Pubblicato il: 25/10/2025
Ebbene, l'art. 545 del c.p.c. è di essenziale riferimento per capire quali tutele si applicano allo stipendio accreditato sul conto corrente, in caso di pignoramento. Ci sono due distinte situazioni da considerare. Vediamo la prima. L'appena citato articolo stabilisce che, al momento della notifica dell'atto alla propria banca, le giacenze collegate al versamento di stipendi, salari o altre indennità lavorative sono – in linea generale – protette al fine di garantire quel che, in gergo, è definito "minimo vitale". Ebbene, la legge stabilisce che le somme depositate sul conto corrente anteriormente alla data del pignoramento possono essere oggetto dell'atto espropriativo, ma soltanto per l'ammontare sopra il triplo dell'assegno sociale.
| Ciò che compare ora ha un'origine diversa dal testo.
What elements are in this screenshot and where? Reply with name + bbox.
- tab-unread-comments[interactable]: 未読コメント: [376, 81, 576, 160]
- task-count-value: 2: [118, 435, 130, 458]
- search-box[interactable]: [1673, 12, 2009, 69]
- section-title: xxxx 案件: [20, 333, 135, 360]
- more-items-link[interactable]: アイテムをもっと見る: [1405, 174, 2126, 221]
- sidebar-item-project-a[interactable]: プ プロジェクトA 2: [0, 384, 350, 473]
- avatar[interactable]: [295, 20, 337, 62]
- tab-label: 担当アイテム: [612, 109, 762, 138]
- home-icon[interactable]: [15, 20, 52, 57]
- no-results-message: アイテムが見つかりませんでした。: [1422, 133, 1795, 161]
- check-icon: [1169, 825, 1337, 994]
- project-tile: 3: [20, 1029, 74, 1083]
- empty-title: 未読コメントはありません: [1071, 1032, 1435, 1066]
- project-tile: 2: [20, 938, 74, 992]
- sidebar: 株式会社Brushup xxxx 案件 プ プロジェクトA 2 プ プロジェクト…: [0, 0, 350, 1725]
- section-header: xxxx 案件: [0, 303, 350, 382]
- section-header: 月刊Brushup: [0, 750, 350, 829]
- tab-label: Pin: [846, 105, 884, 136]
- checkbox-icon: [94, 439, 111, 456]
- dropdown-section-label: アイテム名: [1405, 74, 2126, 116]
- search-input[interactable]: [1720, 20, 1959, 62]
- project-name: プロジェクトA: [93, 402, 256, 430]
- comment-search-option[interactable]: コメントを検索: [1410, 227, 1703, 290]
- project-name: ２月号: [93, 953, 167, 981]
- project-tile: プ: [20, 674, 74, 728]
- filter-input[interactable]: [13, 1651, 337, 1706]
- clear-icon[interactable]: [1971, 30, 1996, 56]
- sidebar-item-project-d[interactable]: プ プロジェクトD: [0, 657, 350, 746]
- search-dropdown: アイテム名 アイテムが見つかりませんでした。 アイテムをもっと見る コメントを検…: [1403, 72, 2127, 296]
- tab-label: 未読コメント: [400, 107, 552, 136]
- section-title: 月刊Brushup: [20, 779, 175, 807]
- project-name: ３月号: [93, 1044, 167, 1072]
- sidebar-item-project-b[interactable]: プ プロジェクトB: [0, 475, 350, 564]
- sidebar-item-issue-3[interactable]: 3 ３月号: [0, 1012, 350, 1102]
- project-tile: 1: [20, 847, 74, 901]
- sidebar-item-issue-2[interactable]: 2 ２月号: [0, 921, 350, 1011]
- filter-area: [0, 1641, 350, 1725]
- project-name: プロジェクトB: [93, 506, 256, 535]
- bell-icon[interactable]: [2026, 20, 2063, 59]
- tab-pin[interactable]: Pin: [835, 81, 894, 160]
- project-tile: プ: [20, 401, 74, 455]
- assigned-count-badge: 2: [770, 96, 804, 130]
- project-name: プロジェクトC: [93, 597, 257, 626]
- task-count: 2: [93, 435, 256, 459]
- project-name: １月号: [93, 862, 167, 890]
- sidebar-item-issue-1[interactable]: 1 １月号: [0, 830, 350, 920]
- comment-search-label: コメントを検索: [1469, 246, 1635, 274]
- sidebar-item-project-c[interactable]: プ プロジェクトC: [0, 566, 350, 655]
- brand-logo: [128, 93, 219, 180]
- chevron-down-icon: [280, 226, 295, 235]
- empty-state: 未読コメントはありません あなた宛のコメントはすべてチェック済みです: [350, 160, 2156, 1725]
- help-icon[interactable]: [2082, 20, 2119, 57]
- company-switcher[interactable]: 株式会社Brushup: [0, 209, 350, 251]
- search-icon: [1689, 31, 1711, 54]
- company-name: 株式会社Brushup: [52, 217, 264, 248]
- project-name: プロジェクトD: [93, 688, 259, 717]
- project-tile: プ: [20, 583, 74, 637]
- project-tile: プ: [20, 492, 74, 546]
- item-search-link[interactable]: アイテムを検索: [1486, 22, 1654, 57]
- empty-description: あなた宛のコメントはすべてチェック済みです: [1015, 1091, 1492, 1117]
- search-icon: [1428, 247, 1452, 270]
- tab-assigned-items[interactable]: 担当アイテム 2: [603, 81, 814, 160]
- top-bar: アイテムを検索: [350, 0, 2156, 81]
Essendo il suo ammontare pari a 548,69 euro per l'anno in corso, il tetto di impignorabilità si situa a 1.616,97 euro per il 2025. Tale tetto vale anche per i debiti nei confronti dell'Agenzia delle Entrate.
C'è una sorta di franchigia operante d'ufficio, una quota esente in automatico perché la protezione delle somme non abbisogna di alcuna istanza, opposizione o iniziativa processuale del debitore. Anzi, la banca – in qualità di soggetto terzo pignorato – è tenuta ad applicarla direttamente al momento della notifica dell'atto di pignoramento. In sostanza, il legislatore ha voluto assicurare una tutela minima e immediata, una "zona protetta" del conto corrente che garantisca al debitore la possibilità di mantenere una base economica indispensabile alla sopravvivenza.
Ricapitolando, almeno una parte della giacenza sarà sempre lasciata nella piena disponibilità del correntista debitore ma, specialmente in caso di consistenti somme sul conto, il creditore ha libertà di pignorarle tutte, eccetto quelle comprese nel citato limite.
La seconda situazione descrive uno scenario diverso. Cosa succede agli accrediti dello stipendio posteriori alla notifica dell'atto di espropriazione forzata? Ebbene, in queste circostanze, non si applica più la suddetta soglia limite, ma – per le retribuzioni versate sul conto del debitore – valgono i limiti ordinari di pignorabilità stabiliti dalla legge. Lo schema delineato dalla legge è il seguente:
- per i crediti di natura ordinaria (ossia non alimentari o tributari), la retribuzione può essere pignorata nella misura massima di un quinto (1/5), calcolato sul netto e cioè dopo le trattenute di legge. Ai sensi dell'art. 545 c.p.c, l'istituto di credito sarà così tenuto – in veste di terzo pignorato – a bloccare esclusivamente una frazione ridotta di ciascuna delle mensilità accreditate a seguito della notifica dell'atto, tenendo liberi i restanti quattro quinti;
- per i crediti riconducibili all'Amministrazione finanziaria, le norme proteggono il contribuente-debitore con un regime speciale previsto dall'art. 72 ter delle disp. risc. imp. redditi, che tiene conto dell'importo mensile del reddito da lavoro. In particolare è pignorabile un decimo dello stipendio, se il suo importo è fino a 2.500 euro; un settimo per retribuzioni da 2.501 a 5.000 euro; e un quinto per stipendi al di sopra dei 5.000 euro.